J - ANTIINFECTIVES FOR SYSTEMIC USE (1st level, anatomical main group)
J05 - ANTIVIRALS FOR SYSTEMIC USE (2nd level, therapeutic subgroup)
J05A - DIRECT ACTING ANTIVIRALS (3rd level, pharmacological subgroup)
J05AE - Protease inhibitors (4th level, chemical subgroup)
J05AE02 - Indinavir (5th level, chemical substance)

This hierarchy has some benefits as will be explained later, but one of its limitations is that it’s impossible to “read” the code compared to the widely used 3 letter mnemonic codes for antiretroviral drugs.

Example:

Drug	Code	ATC code
Indinavir	IDV	J05AE02

The difference is that the IDV code is easily readable, where the ATC code is not; going from a flat file structure to a normalised structure the human readable aspect becomes increasingly important.

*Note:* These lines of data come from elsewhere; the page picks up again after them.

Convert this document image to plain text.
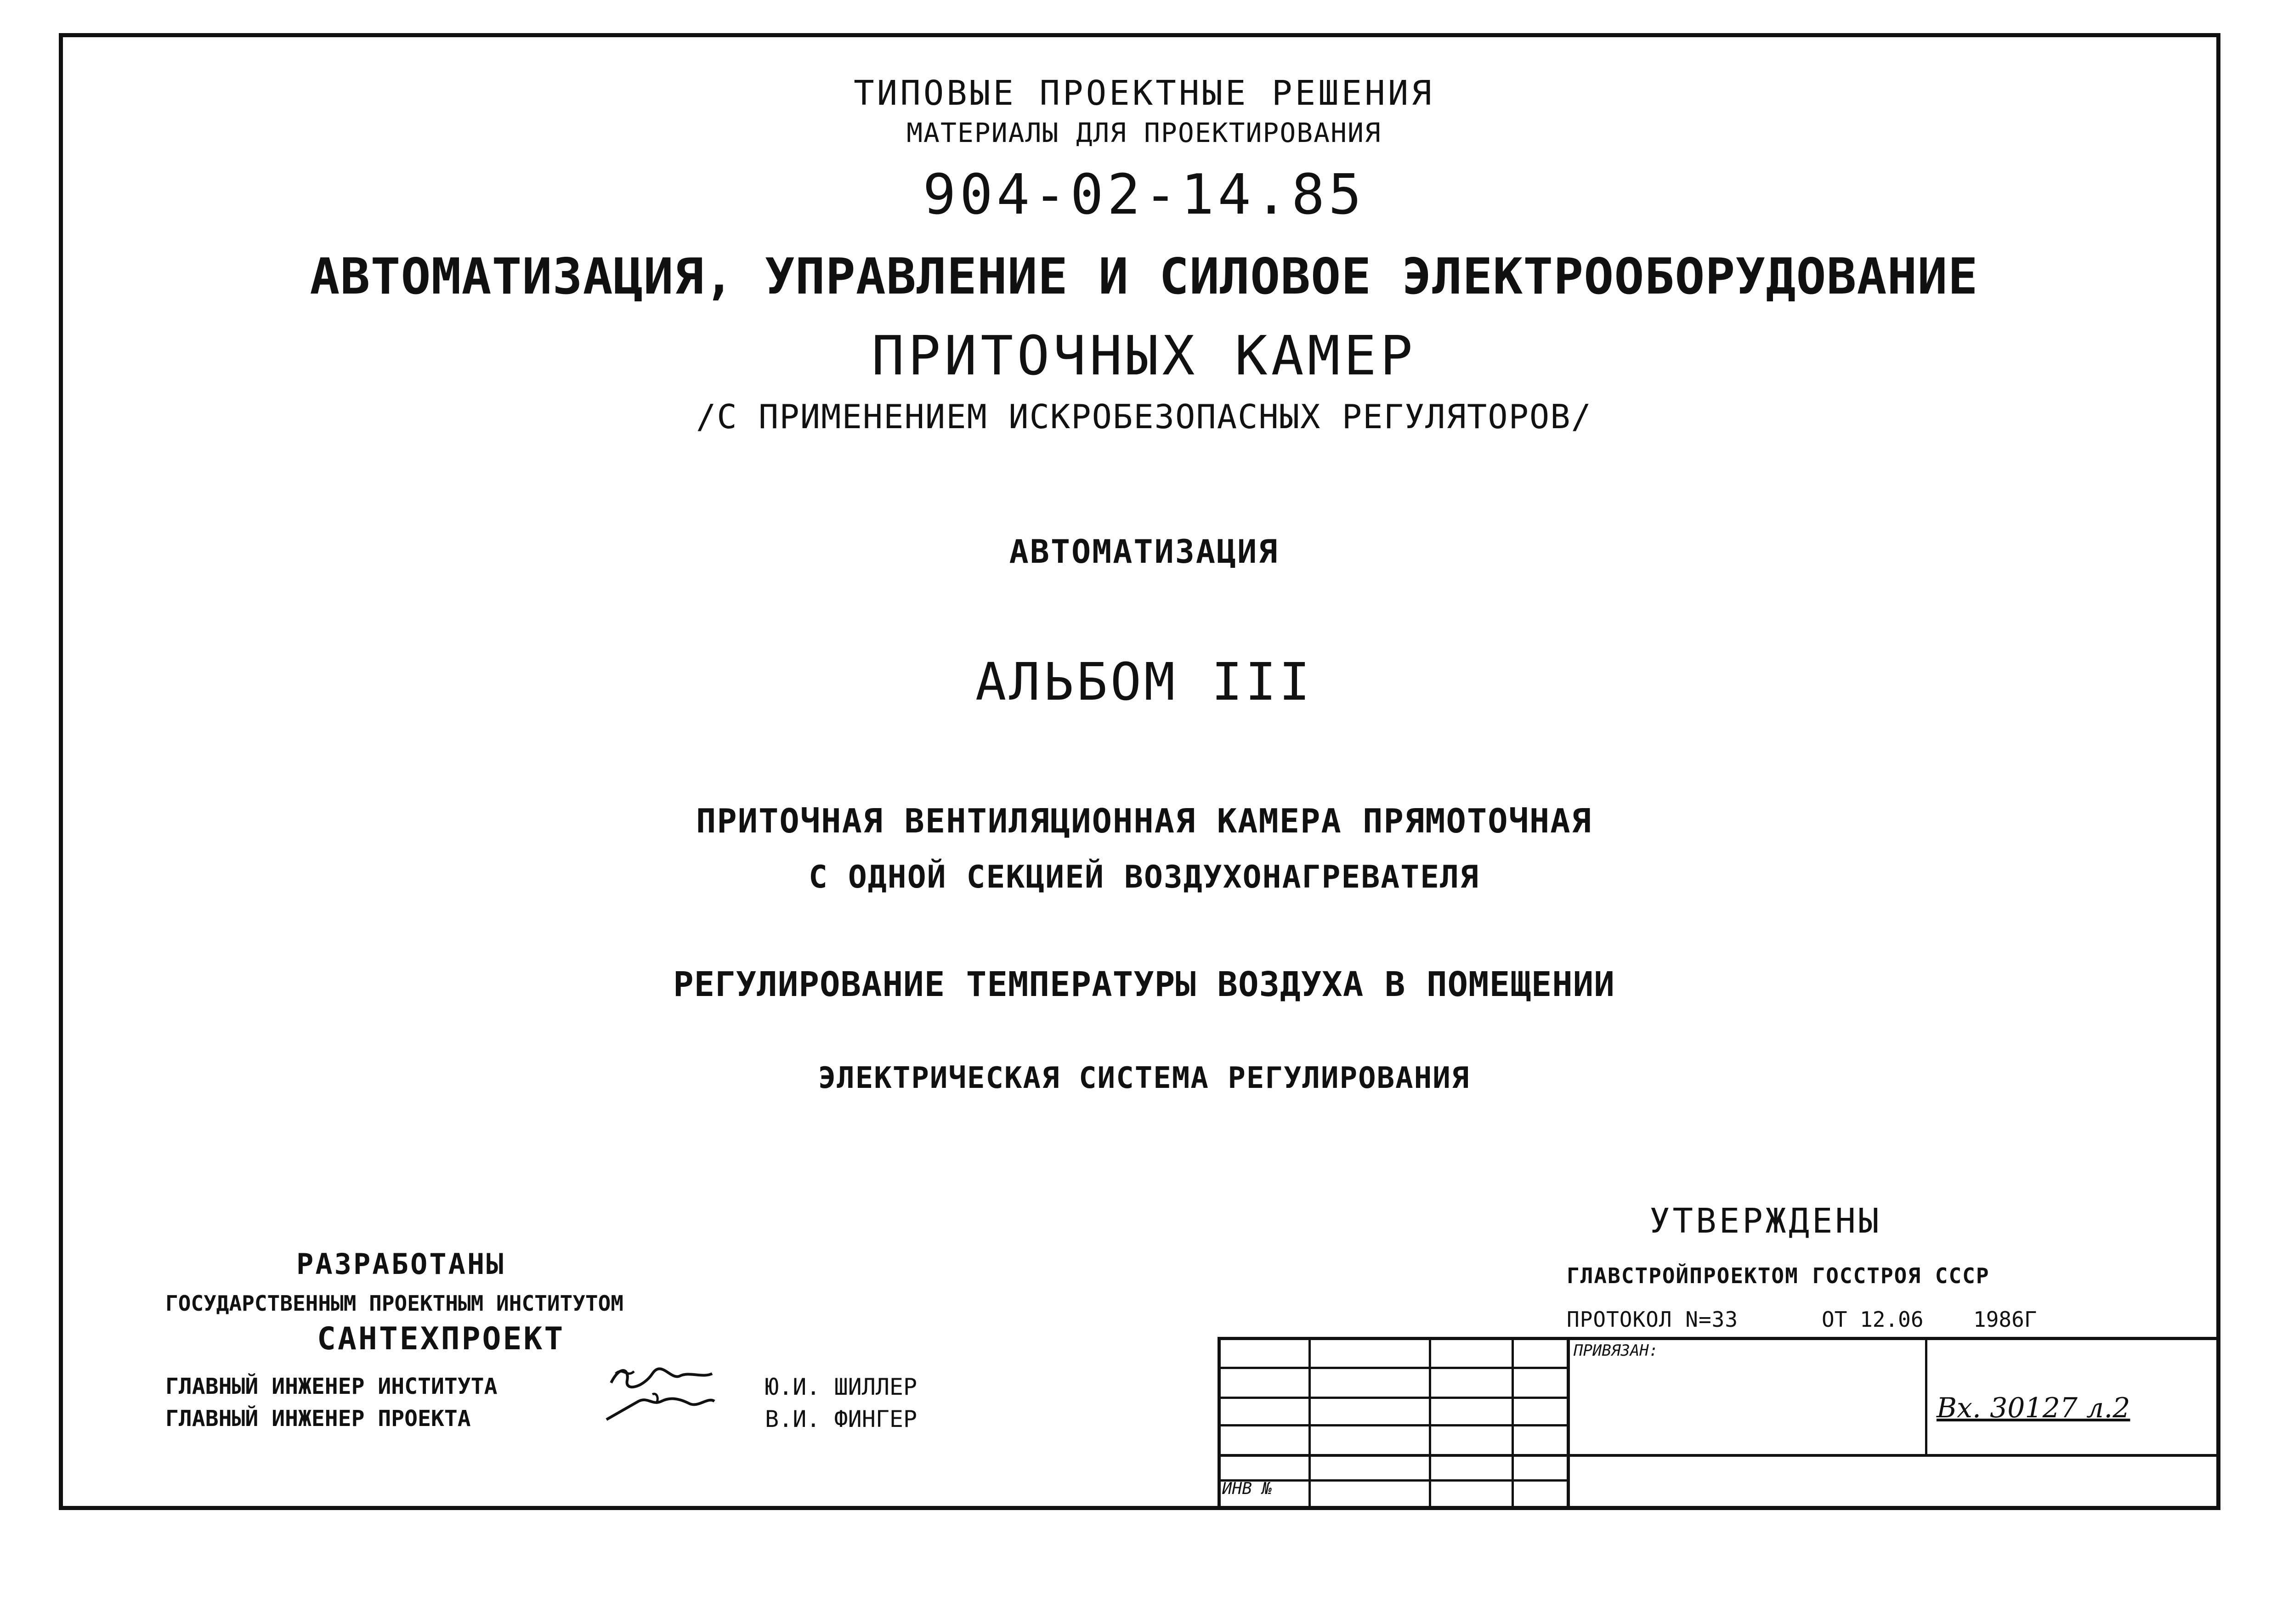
ТИПОВЫЕ ПРОЕКТНЫЕ РЕШЕНИЯ
МАТЕРИАЛЫ ДЛЯ ПРОЕКТИРОВАНИЯ
904-02-14.85
АВТОМАТИЗАЦИЯ, УПРАВЛЕНИЕ И СИЛОВОЕ ЭЛЕКТРООБОРУДОВАНИЕ
ПРИТОЧНЫХ КАМЕР
/С ПРИМЕНЕНИЕМ ИСКРОБЕЗОПАСНЫХ РЕГУЛЯТОРОВ/
АВТОМАТИЗАЦИЯ
АЛЬБОМ III
ПРИТОЧНАЯ ВЕНТИЛЯЦИОННАЯ КАМЕРА ПРЯМОТОЧНАЯ
С ОДНОЙ СЕКЦИЕЙ ВОЗДУХОНАГРЕВАТЕЛЯ
РЕГУЛИРОВАНИЕ ТЕМПЕРАТУРЫ ВОЗДУХА В ПОМЕЩЕНИИ
ЭЛЕКТРИЧЕСКАЯ СИСТЕМА РЕГУЛИРОВАНИЯ
РАЗРАБОТАНЫ
ГОСУДАРСТВЕННЫМ ПРОЕКТНЫМ ИНСТИТУТОМ
САНТЕХПРОЕКТ
ГЛАВНЫЙ ИНЖЕНЕР ИНСТИТУТА
ГЛАВНЫЙ ИНЖЕНЕР ПРОЕКТА
Ю.И. ШИЛЛЕР
В.И. ФИНГЕР
УТВЕРЖДЕНЫ
ГЛАВСТРОЙПРОЕКТОМ ГОССТРОЯ СССР
ПРОТОКОЛ N=33	ОТ 12.06 1986Г
ПРИВЯЗАН:
ИНВ №
Вх. 30127 л.2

In the flat file format the column names and the possibility of labels makes data more or less readable; in the normalised format only the coding can help. Because of this the 3 letter codes are being presented in this document. However it must be stressed that usage of the ATC coding should be used to diminish the risk of several homebrew and non-compatible coding schemes.

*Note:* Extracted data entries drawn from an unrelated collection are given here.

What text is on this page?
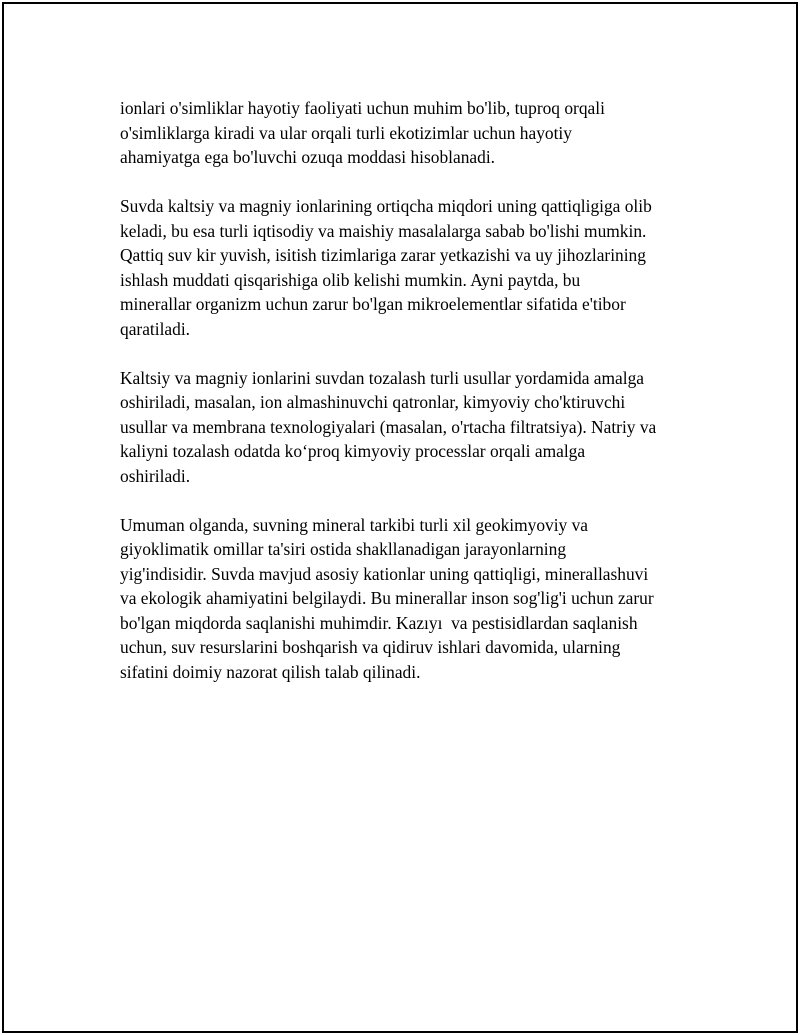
ionlari o'simliklar hayotiy faoliyati uchun muhim bo'lib, tuproq orqali
o'simliklarga kiradi va ular orqali turli ekotizimlar uchun hayotiy
ahamiyatga ega bo'luvchi ozuqa moddasi hisoblanadi.

Suvda kaltsiy va magniy ionlarining ortiqcha miqdori uning qattiqligiga olib
keladi, bu esa turli iqtisodiy va maishiy masalalarga sabab bo'lishi mumkin.
Qattiq suv kir yuvish, isitish tizimlariga zarar yetkazishi va uy jihozlarining
ishlash muddati qisqarishiga olib kelishi mumkin. Ayni paytda, bu
minerallar organizm uchun zarur bo'lgan mikroelementlar sifatida e'tibor
qaratiladi.

Kaltsiy va magniy ionlarini suvdan tozalash turli usullar yordamida amalga
oshiriladi, masalan, ion almashinuvchi qatronlar, kimyoviy cho'ktiruvchi
usullar va membrana texnologiyalari (masalan, o'rtacha filtratsiya). Natriy va
kaliyni tozalash odatda ko‘proq kimyoviy processlar orqali amalga
oshiriladi.

Umuman olganda, suvning mineral tarkibi turli xil geokimyoviy va
giyoklimatik omillar ta'siri ostida shakllanadigan jarayonlarning
yig'indisidir. Suvda mavjud asosiy kationlar uning qattiqligi, minerallashuvi
va ekologik ahamiyatini belgilaydi. Bu minerallar inson sog'lig'i uchun zarur
bo'lgan miqdorda saqlanishi muhimdir. Kazıyı  va pestisidlardan saqlanish
uchun, suv resurslarini boshqarish va qidiruv ishlari davomida, ularning
sifatini doimiy nazorat qilish talab qilinadi.
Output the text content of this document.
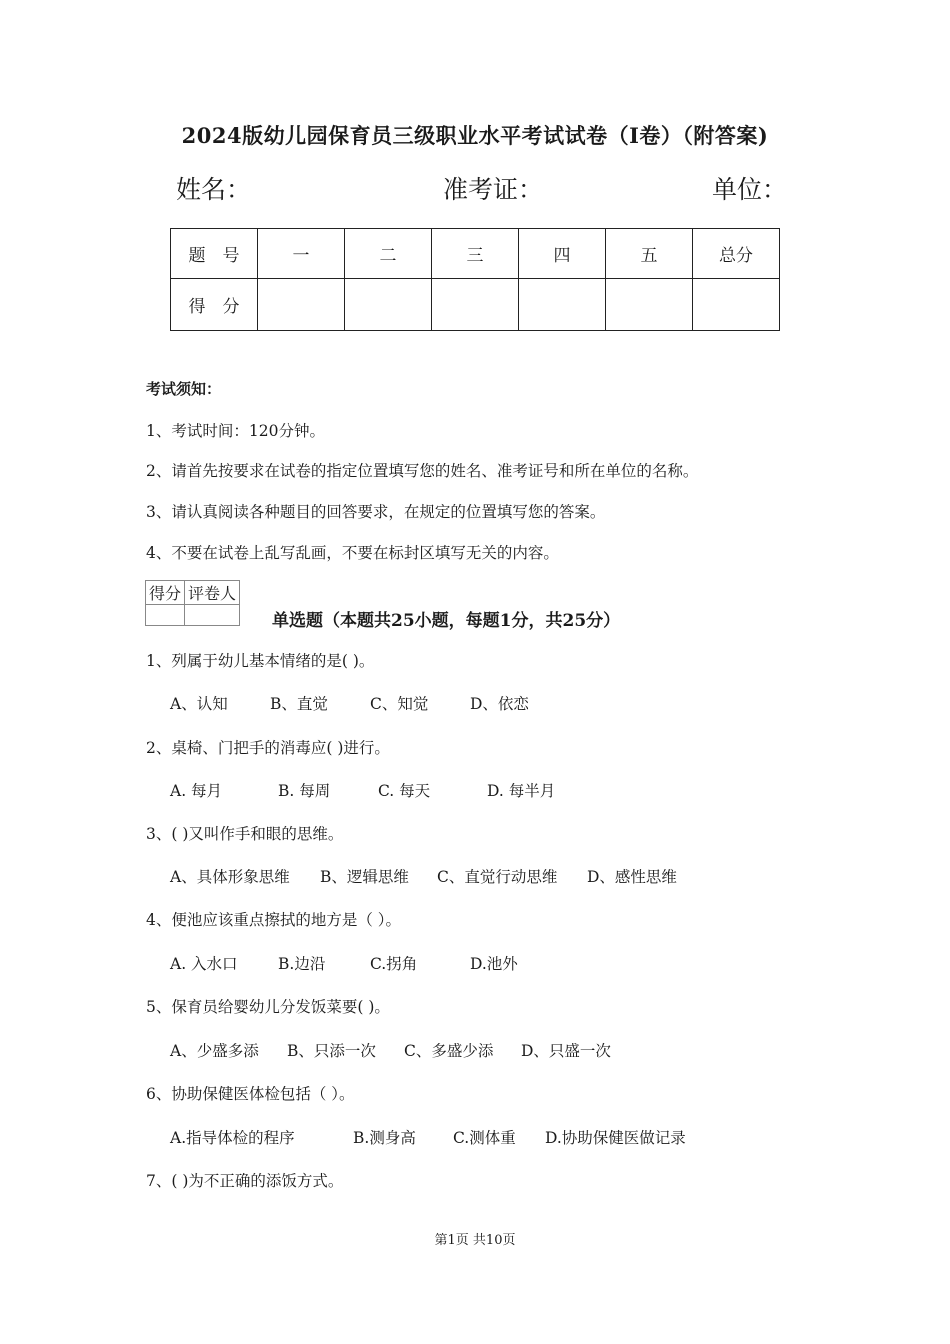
2024版幼儿园保育员三级职业水平考试试卷（I卷）（附答案)
姓名：	准考证：	单位：
题　号	一	二	三	四	五	总分
得　分						
考试须知：
1、考试时间：120分钟。
2、请首先按要求在试卷的指定位置填写您的姓名、准考证号和所在单位的名称。
3、请认真阅读各种题目的回答要求，在规定的位置填写您的答案。
4、不要在试卷上乱写乱画，不要在标封区填写无关的内容。
得分	评卷人

单选题（本题共25小题，每题1分，共25分）
1、列属于幼儿基本情绪的是( )。
A、认知	B、直觉	C、知觉	D、依恋
2、桌椅、门把手的消毒应( )进行。
A. 每月	B. 每周	C. 每天	D. 每半月
3、( )又叫作手和眼的思维。
A、具体形象思维 B、逻辑思维 C、直觉行动思维 D、感性思维
4、便池应该重点擦拭的地方是（ ）。
A. 入水口	B.边沿	C.拐角	D.池外
5、保育员给婴幼儿分发饭菜要( )。
A、少盛多添 B、只添一次 C、多盛少添 D、只盛一次
6、协助保健医体检包括（ ）。
A.指导体检的程序	B.测身高 C.测体重 D.协助保健医做记录
7、( )为不正确的添饭方式。
第1页 共10页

Currently however, the ATC scheme does not provide sufficient detail on the specific drugs, there is e.g. no official way to code Saquinavir as hard or soft gel. Thus a slight alteration to the set of codes will be presented in the sections of the ART and MED tables. The alterations are designed to extend the existing structure of ATC.

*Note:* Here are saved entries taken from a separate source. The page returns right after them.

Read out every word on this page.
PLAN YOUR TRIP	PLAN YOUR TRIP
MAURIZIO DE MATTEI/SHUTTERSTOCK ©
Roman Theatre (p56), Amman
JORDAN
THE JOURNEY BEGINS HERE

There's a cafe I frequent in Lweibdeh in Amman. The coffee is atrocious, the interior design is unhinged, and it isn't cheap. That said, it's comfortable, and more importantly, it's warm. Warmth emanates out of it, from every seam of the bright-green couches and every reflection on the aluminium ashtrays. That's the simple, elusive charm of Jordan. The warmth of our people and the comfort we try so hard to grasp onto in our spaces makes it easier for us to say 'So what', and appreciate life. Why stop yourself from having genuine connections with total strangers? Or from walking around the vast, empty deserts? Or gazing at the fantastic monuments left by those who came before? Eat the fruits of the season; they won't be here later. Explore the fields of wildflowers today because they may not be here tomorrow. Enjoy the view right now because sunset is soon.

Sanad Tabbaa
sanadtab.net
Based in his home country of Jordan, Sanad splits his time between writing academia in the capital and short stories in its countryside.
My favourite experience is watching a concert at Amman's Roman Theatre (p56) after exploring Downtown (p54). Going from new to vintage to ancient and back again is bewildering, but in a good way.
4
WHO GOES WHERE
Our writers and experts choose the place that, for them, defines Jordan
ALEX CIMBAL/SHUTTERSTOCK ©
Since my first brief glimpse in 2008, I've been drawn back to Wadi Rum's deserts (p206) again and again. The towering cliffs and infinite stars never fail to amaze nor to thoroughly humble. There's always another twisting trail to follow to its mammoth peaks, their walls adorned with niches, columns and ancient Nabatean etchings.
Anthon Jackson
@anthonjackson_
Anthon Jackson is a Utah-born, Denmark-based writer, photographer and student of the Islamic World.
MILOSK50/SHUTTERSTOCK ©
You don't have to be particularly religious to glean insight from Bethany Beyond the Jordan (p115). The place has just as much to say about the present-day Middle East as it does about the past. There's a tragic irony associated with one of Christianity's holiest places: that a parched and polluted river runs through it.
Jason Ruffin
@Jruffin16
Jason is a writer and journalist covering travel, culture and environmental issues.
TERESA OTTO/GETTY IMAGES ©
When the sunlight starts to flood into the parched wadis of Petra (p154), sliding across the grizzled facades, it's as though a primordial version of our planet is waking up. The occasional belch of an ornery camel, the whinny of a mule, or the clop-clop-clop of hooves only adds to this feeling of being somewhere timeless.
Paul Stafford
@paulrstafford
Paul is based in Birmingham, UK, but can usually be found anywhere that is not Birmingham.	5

One of the benefits is that the structure of ATC allows easier statistics on e.g. drug classes

J05AE Protease inhibitors
- J05AE01 Saquinavir
- J05AE02 Indinavir
- J05AE03 Ritonavir
- J05AE04 Nelfinavir
- J05AE05 Amprenavir
- J05AE06 Lopinavir
J05AF Nucleoside and nucleotide reverse transcriptase inhibitors
- J05AF01 Zidovudine
- J05AF02 Didanosine
- J05AF03 Zalcitabine
- J05AF04 Stavudine
- J05AF05 Lamivudine
- J05AF06 Abacavir
- J05AF07 Tenofovir disoproxil
- J05AF30 Combinations1
J05AG Non-nucleoside reverse transcriptase inhibitors
- J05AG01 Nevirapine
- J05AG02 Delavirdine
- J05AG03 Efavirenz

Although the codes might be harder to read they provide grouping mechanisms in the way they are coded. Interested readers should go to the ATC Website to learn about the structure of ATC. A fully updated database of ATC codes and DDD (Defined Daily Dosage) is available for querying.

Other codes
It is often necessary to code for values like “Yes”, “No” and “Unknown”, this document suggests that the following codes should be used:

Code	Description
0	No
1	Yes
9	Unknown

Unknown should be used to identify the difference between a value that has not yet been collected (Empty) and a value that cannot be collected (Unknown). Empty values should be required where Unknown values make little sense to keep querying for a value.

Example – weight:
Depending on the unit in which weight is measured, a different value for Unknown should be applied. In the case of kg the “Unknown” code should be 999 and not just 9 or 99, the last two could be actual values.

Blank values, for SAS users also known as "." and for database programmers known as NULL, should be used wherever specified in this protocol. However, sometimes it might be more correct just to omit the record if no value has been recorded, test has not been performed etc.

Quality Assurance
In order to verify the consistency and correctness of the data, QA checks are made before the data is used. The QA checks applying to a given table are listed at the bottom of its article. Additionally, a list of all QA checks, including checks which do not directly apply to the HICDEP tables themselves, is available here.